Review AI-generated agent PRs by capability, not by line count.
AI coding agents can add tools, widen scopes, edit policies, and change CI faster than humans can review the capability boundary. Shipgate turns that PR into a deterministic merge verdict.
Problem
Claude Code, Codex, Cursor, and similar tools can produce large PRs that look like ordinary implementation work while changing what an AI agent can do in the real world. Code review catches bugs; Shipgate asks whether the PR expanded agent capability and whether that capability has release evidence.
What Shipgate verifies
- Agent tools and actions from MCP exports, OpenAPI specs, SDK code, workflows, and plugins.
- Permission scopes, approval policies, confirmation policies, idempotency evidence, and prohibited actions.
- Prompts and policy files that constrain tool use.
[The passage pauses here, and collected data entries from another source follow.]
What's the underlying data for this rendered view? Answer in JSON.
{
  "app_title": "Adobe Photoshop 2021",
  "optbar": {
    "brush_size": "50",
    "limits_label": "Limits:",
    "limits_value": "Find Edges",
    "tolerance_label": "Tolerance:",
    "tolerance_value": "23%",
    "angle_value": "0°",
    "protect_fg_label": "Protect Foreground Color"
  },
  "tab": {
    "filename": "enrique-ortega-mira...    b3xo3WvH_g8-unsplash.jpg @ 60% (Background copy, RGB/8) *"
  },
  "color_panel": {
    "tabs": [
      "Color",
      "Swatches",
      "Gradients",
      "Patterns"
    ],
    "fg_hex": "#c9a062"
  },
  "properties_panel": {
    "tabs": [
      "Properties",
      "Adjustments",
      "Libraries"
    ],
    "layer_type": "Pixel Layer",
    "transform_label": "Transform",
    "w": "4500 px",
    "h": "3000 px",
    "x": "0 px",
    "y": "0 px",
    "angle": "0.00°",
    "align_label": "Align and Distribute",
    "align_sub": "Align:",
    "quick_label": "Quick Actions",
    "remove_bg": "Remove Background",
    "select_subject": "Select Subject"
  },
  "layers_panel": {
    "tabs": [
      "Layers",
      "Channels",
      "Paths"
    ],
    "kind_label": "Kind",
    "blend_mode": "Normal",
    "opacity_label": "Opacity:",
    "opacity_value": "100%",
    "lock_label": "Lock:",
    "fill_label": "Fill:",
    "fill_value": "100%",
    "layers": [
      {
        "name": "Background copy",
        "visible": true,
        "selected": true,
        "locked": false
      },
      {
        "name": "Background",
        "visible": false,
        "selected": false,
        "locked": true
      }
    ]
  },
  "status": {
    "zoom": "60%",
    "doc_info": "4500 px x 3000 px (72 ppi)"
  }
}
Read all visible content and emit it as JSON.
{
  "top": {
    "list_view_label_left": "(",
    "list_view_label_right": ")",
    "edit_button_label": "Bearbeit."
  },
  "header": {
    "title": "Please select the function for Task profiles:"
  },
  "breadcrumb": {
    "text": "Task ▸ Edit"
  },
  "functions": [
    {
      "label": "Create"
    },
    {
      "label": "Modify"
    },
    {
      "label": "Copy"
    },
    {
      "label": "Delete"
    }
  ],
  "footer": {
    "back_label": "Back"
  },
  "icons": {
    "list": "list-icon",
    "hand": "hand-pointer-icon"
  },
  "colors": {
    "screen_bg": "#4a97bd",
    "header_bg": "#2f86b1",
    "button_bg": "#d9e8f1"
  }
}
- Trust-root files such as
shipgate.yaml, AGENTS.md, skills, policy packs, baselines, waivers, suppressions, and Shipgate CI.
Example 1: Codex adds refund support
+ stripe.create_refund
POST /refunds
amount, currency, payment_id Shipgate reports a capability change and blocks merge when the new money-moving action lacks approval and idempotency evidence. The PR comment names the action, explains why it blocks release, and lists what must be added before merge.
Example 2: Claude edits the release gate
~ shipgate.yaml
checks:
ignore:
- SHIP-POLICY-APPROVAL-MISSING Shipgate treats release-policy weakening as a trust-root change. A coding agent may propose a fix, but it cannot approve the policy change that makes its own PR pass.
Commands
agents-shipgate verify --preview --json
agents-shipgate verify --workspace . --config shipgate.yaml --base origin/main --head HEAD --ci-mode advisory --format json
agents-shipgate init --workspace . --write --ci --agent-instructions=all
The verifier writes agents-shipgate-reports/verifier.json,
agents-shipgate-reports/report.json, and agents-shipgate-reports/pr-comment.md.
CI can post the PR comment in advisory mode, then move to strict
behavior after the team accepts the baseline and trust-root policy.
What coding agents may fix
Coding agents may add missing manifest paths when inferable, add report-output ignores, install AGENTS/Claude/Cursor instructions, draft the GitHub Action, and apply high-confidence mechanical patches. These changes are reversible and do not assert business policy.
What humans must approve
Humans must approve runtime approval policy, confirmation policy, idempotency claims, broad scopes, prohibited-action exceptions, suppressions, waivers, and edits to the release gate itself. Shipgate should surface those decisions; it should not let the generating agent self-approve them.